Over the past five years, the Bainum Family Foundation has engaged diverse stakeholders — including nonprofit organizations, early childhood educators, families and advocates — to work toward creating a comprehensive, equitable and sustainable birth-to-3 system in the District of Columbia.

This past fiscal year, our intent was to focus on elevating practitioner voices in policy decisions locally and equipping them to serve in that capacity. We established new partnerships with two practitioner-led organizations — the District of Columbia Association for the Education of Young Children (DCAEYC) and the DC Family Child Care Association — in addition to our existing partnership with the District of Columbia Head Start Association.

When the pandemic struck, followed by sustained protests for racial justice, our Early Learning partners were exceptional in their responses, acting with urgency and creativity. Supported by emergency funding from the Foundation, says Marica Cox Mitchell, Director of Early Learning, “Our partners identified ways to meet the needs of infants and toddlers and their families across the District — through direct service and policy improvements — while managing their organizations’ operations during the global health crisis.”

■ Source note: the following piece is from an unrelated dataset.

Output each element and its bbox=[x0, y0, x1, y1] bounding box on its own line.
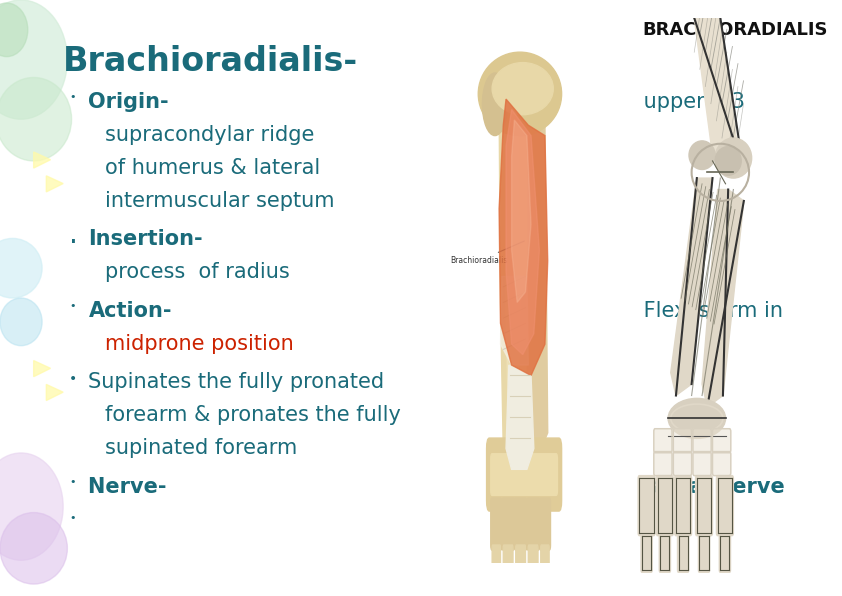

Our policy partners played a key role in advocating for the well-being of the early childhood education profession. DCAEYC and the Under 3 DC coalition administered surveys to gather data from child care providers in the District. The insights gathered were shared in a short brief asserting the need for greater investments in the field so that early childhood educators could continue serving the community during the pandemic and beyond. This brief and resulting advocacy work supported the creation of a $5 million emergency relief fund by the District dedicated to early childhood education.

Our Early Learning partners — including Bright Beginnings, Inc. (top photo and above left), and Martha’s Table (above right) — have provided a range of vital supports to children and families with emergency funding from the Bainum Family Foundation.

Emergency funding from the Foundation also was instrumental in helping Bright Beginnings, Inc. (BBI), launch Project #BrighterTogether to take the organization’s work virtual during COVID-19. Each BBI family received a device that allowed BBI staff to remain in contact with children and families and to provide virtual educational and family support services. Through a series of distribution and delivery days, families received their devices and their “classroom in a box” — a book bag of learning resources and activities supported by BBI’s newly launched at-home learning platform. Additionally, families regularly received groceries, diapers, wipes, cleaning supplies, face masks and other essential items.

“The Bainum Family Foundation’s support has been immeasurable in BBI’s quest for growth, impact and service — both during these unprecedented times and through its ongoing support of our instructional coaches and practice-based coaching program and its investment in our new facility in 2018,” says BBI Executive Director Marla Dean, EdD.

Other work supported by our emergency funding includes the following:

  • Martha’s Table, Educare and National Children’s Center supported distance learning for children and professional development for staff, while also serving as resource hubs for families by providing meals, diapers and more.
  • Among the many supports it offered to families and other early learning centers, United Planning Organization (UPO) was designated by the District as a primary child care hub for essential workers during the pandemic.
  • Children’s Law Center and DC Appleseed used the Foundation’s emergency funding to reconfigure their organizations for remote work, allowing both organizations to maintain their advocacy services on behalf of families and young children.
  • DC Fiscal Policy Institute helped advocates and families understand pandemic-related changes to the D.C. government’s budget schedule and also trained members of the Under 3 DC coalition on the budget process to ensure effective advocacy on behalf of children and families.
  • DC Hunger Solutions helped government agencies apply for waivers for WIC (Special Supplemental Nutrition Program for Women, Infants, and Children) and CACFP (Child and Adult Care Food Program) to better support access to services, which increased families’ food security in the District amid COVID-19.